Violência machista em seus diversos níveis tem tomado os espaços de debate no Brasil nas últimas semanas. Um dos temas mais difíceis de se tratar quando falamos de violência machista é o assédio sexual. Segundo a OIT (Organização Internacional do Trabalho), em todo mundo 52% das mulheres economicamente ativas já sofreram assédio sexual. Agora as mulheres jornalistas se levantam em campanha para denunciar assédios sofridos dentro e fora das redações por meio da campanha #JornalistasContraOAssédio.
A iniciativa tomou corpo após uma repórter do portal iG ser demitida no último 17 de junho. Semanas antes a mesma jovem de 21 anos havia denunciado assédio sexual cometido pelo Mc Biel durante uma entrevista e a empresa se comprometeu, naquele momento, a dar todo suporte a profissional assediada. A resposta pensada e organizada através das redes sociais por jornalistas de diversos meios de comunicação desvela uma faceta importante e muito difícil de combater do machismo.
Boa parte dos casos de assédio sexual no mundo do trabalho é realizada por superiores, justamente por que violência machista não possuí relação alguma com qualquer outra coisa que não seja a demonstração de poder. O vídeo que circula pelas redes sociais e é parte da campanha revela isso nos depoimentos das jornalistas. Fontes e chefes exercendo poder, coagindo e intimidando as jornalistas durante o trabalho.

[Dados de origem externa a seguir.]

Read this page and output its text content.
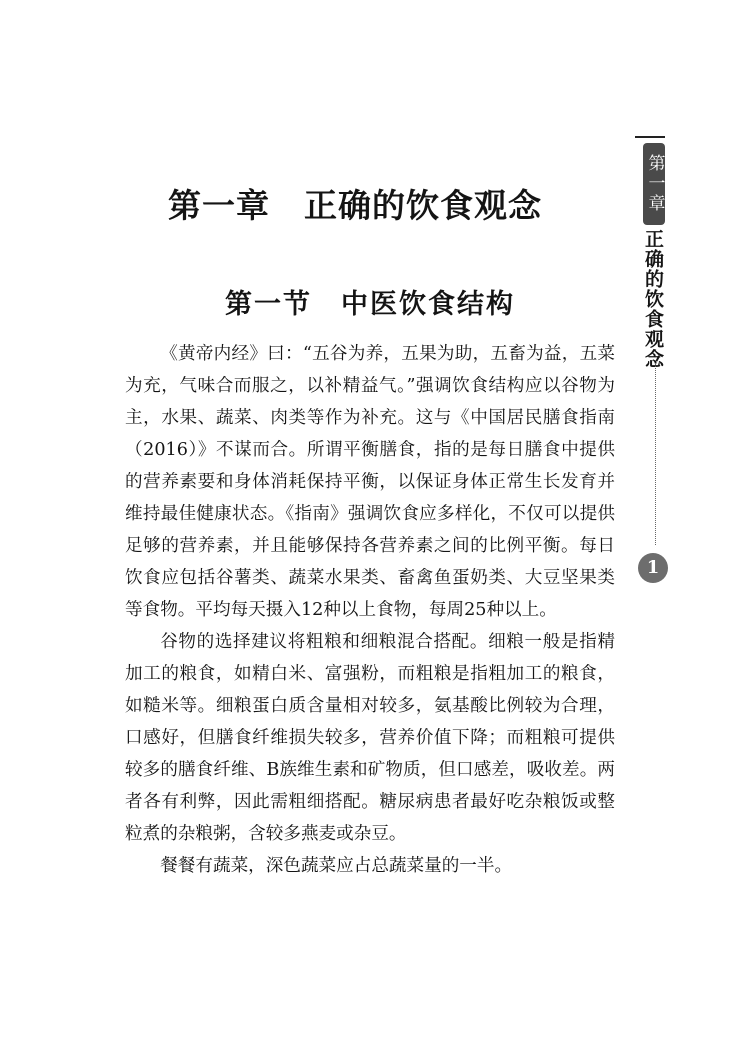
第一章　正确的饮食观念
第一节　中医饮食结构

《黄帝内经》曰：“五谷为养，五果为助，五畜为益，五菜为充，气味合而服之，以补精益气。”强调饮食结构应以谷物为主，水果、蔬菜、肉类等作为补充。这与《中国居民膳食指南（2016）》不谋而合。所谓平衡膳食，指的是每日膳食中提供的营养素要和身体消耗保持平衡，以保证身体正常生长发育并维持最佳健康状态。《指南》强调饮食应多样化，不仅可以提供足够的营养素，并且能够保持各营养素之间的比例平衡。每日饮食应包括谷薯类、蔬菜水果类、畜禽鱼蛋奶类、大豆坚果类等食物。平均每天摄入12种以上食物，每周25种以上。

谷物的选择建议将粗粮和细粮混合搭配。细粮一般是指精加工的粮食，如精白米、富强粉，而粗粮是指粗加工的粮食，如糙米等。细粮蛋白质含量相对较多，氨基酸比例较为合理，口感好，但膳食纤维损失较多，营养价值下降；而粗粮可提供较多的膳食纤维、B族维生素和矿物质，但口感差，吸收差。两者各有利弊，因此需粗细搭配。糖尿病患者最好吃杂粮饭或整粒煮的杂粮粥，含较多燕麦或杂豆。

餐餐有蔬菜，深色蔬菜应占总蔬菜量的一半。

第一章
正确的饮食观念
1
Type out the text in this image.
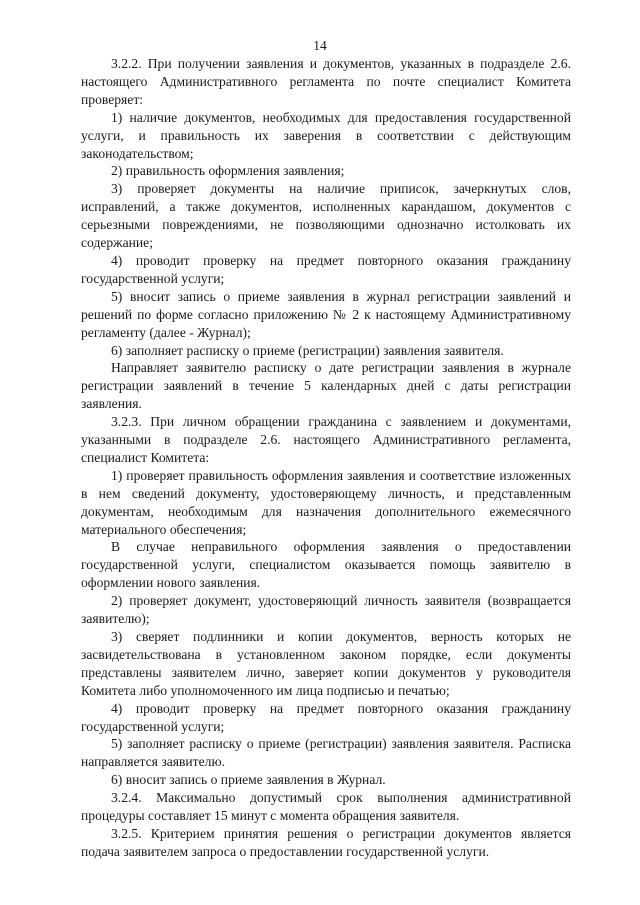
14

3.2.2. При получении заявления и документов, указанных в подразделе 2.6. настоящего Административного регламента по почте специалист Комитета проверяет:

1) наличие документов, необходимых для предоставления государственной услуги, и правильность их заверения в соответствии с действующим законодательством;

2) правильность оформления заявления;

3) проверяет документы на наличие приписок, зачеркнутых слов, исправлений, а также документов, исполненных карандашом, документов с серьезными повреждениями, не позволяющими однозначно истолковать их содержание;

4) проводит проверку на предмет повторного оказания гражданину государственной услуги;

5) вносит запись о приеме заявления в журнал регистрации заявлений и решений по форме согласно приложению № 2 к настоящему Административному регламенту (далее - Журнал);

6) заполняет расписку о приеме (регистрации) заявления заявителя.

Направляет заявителю расписку о дате регистрации заявления в журнале регистрации заявлений в течение 5 календарных дней с даты регистрации заявления.

3.2.3. При личном обращении гражданина с заявлением и документами, указанными в подразделе 2.6. настоящего Административного регламента, специалист Комитета:

1) проверяет правильность оформления заявления и соответствие изложенных в нем сведений документу, удостоверяющему личность, и представленным документам, необходимым для назначения дополнительного ежемесячного материального обеспечения;

В случае неправильного оформления заявления о предоставлении государственной услуги, специалистом оказывается помощь заявителю в оформлении нового заявления.

2) проверяет документ, удостоверяющий личность заявителя (возвращается заявителю);

3) сверяет подлинники и копии документов, верность которых не засвидетельствована в установленном законом порядке, если документы представлены заявителем лично, заверяет копии документов у руководителя Комитета либо уполномоченного им лица подписью и печатью;

4) проводит проверку на предмет повторного оказания гражданину государственной услуги;

5) заполняет расписку о приеме (регистрации) заявления заявителя. Расписка направляется заявителю.

6) вносит запись о приеме заявления в Журнал.

3.2.4. Максимально допустимый срок выполнения административной процедуры составляет 15 минут с момента обращения заявителя.

3.2.5. Критерием принятия решения о регистрации документов является подача заявителем запроса о предоставлении государственной услуги.
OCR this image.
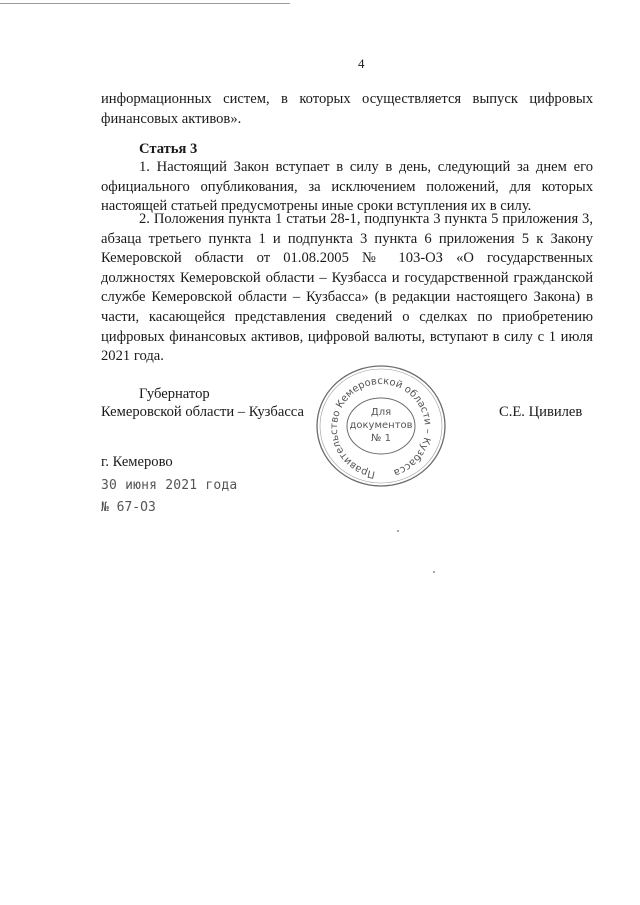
4

информационных систем, в которых осуществляется выпуск цифровых финансовых активов».

Статья 3

1. Настоящий Закон вступает в силу в день, следующий за днем его официального опубликования, за исключением положений, для которых настоящей статьей предусмотрены иные сроки вступления их в силу.

2. Положения пункта 1 статьи 28-1, подпункта 3 пункта 5 приложения 3, абзаца третьего пункта 1 и подпункта 3 пункта 6 приложения 5 к Закону Кемеровской области от 01.08.2005 № 103-ОЗ «О государственных должностях Кемеровской области – Кузбасса и государственной гражданской службе Кемеровской области – Кузбасса» (в редакции настоящего Закона) в части, касающейся представления сведений о сделках по приобретению цифровых финансовых активов, цифровой валюты, вступают в силу с 1 июля 2021 года.

Губернатор
Кемеровской области – Кузбасса	С.Е. Цивилев
Правительство Кемеровской области – Кузбасса
Для
документов
№ 1
г. Кемерово
30 июня 2021 года
№ 67-ОЗ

A maioria das vezes as redações e empresas em geral lidam com o assédio sexual como a sociedade lida com a questão do estupro. A culpa é da jornalista, ela provocou o processo de chantagem e intimidação que culminam em assédio sexual. É por conta da relação historicamente estabelecida entre o gênero feminino e masculino e quais seriam seus lugares “naturais” na sociedade que um tema tão sério como este é jogado para baixo do tapete no mundo do trabalho.

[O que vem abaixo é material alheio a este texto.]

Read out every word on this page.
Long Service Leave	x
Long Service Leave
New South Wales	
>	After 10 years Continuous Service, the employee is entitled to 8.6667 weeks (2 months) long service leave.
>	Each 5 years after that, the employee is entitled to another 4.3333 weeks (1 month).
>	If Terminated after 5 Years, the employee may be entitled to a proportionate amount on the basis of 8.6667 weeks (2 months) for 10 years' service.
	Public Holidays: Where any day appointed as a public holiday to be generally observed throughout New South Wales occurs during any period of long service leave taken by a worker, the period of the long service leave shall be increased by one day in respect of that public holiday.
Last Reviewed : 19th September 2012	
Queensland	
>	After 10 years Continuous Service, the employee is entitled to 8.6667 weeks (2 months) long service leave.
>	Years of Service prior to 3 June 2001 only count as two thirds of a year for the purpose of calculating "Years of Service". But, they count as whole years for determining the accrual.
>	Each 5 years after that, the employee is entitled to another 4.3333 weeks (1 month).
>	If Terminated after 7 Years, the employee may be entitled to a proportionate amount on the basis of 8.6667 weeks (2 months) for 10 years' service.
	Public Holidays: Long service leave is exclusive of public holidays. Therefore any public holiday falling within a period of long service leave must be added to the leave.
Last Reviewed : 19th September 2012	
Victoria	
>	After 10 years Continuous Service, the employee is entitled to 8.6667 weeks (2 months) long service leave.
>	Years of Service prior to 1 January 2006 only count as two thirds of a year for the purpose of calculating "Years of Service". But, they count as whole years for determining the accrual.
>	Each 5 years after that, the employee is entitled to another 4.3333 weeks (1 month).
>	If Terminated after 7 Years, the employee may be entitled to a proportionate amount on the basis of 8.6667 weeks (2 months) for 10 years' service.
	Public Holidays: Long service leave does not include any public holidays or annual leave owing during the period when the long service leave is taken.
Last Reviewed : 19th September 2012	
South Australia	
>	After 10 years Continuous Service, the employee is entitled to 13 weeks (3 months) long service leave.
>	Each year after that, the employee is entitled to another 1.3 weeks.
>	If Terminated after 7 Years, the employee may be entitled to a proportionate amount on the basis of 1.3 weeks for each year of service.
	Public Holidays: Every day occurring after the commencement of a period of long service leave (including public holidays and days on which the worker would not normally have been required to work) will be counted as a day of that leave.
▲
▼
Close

A campanha iniciada por várias colegas de profissão é um pé na porta para podermos lidar com a questão da violência machista no mundo do trabalho de forma mais contundente. Além de mostrar que assédio sexual não é culpa de nós mulheres jornalistas, mas é um problema de todos. Quantos colegas homens já não se beneficiaram do silêncio ao não combater a intimidação e constrangimento que alguma repórter sofreu por parte da chefia ou de alguma fonte?
A humilhação e constrangimento cotidianos no local de trabalho constituem risco “invísivel”, porém concreto, que atinge principalmente a saúde das trabalhadoras. Pois, como se respaldam em relações de poder para subjugar, ajudam a destabilizar emocionalmente as mulheres e sua relação com a organização e o ambiente de trabalho. Ou seja, é uma forma de “colocar” as mulheres de volta aos seus lugares. É um processo tão cruel que reflete em grande subnotificação, já que denunciar tal tipo de violência acaba por colocar em risco o emprego e das mulheres e de sua autonomia financeira.
Segundo a cartilha “Assédio Moral e Sexual no trabalho” do MTE (Ministério do Trabalho e Emprego) lançada em 2013, boa parte do processo de assédio moral contra as mulheres nos locais de trabalho, principalmente as negras, se dá após negativa ao assédio sexual. Se houvesse uma pesquisa que abordasse também a questão da identidade de gênero, provavelmente, enfrentaríamos constatações similares quando da forma que se organiza o processo do assédio moral e sexual contra as mulheres.
É pelo fato de assédio sexual ter relação direta com manutenção de poder e a estrutura de uma divisão do trabalho e de lugar social designada pelo gênero que ele faz parte direta do que chamamos de cultura do estupro.
Em tempos de embate contra a cultura do estupro é fundamental campanhas como as que as jornalistas fazem hoje e que em outros momentos mulheres de outras categorias já fizeram também. Confrontar a cultura do estupro nos locais de trabalho passa por enfrentarmos o debate sobre assédio sexual, culpabilização das profissionais vítimas de tal violência e políticas públicas que realmente lidem com o problema nas empresas sejam públicas ou privadas.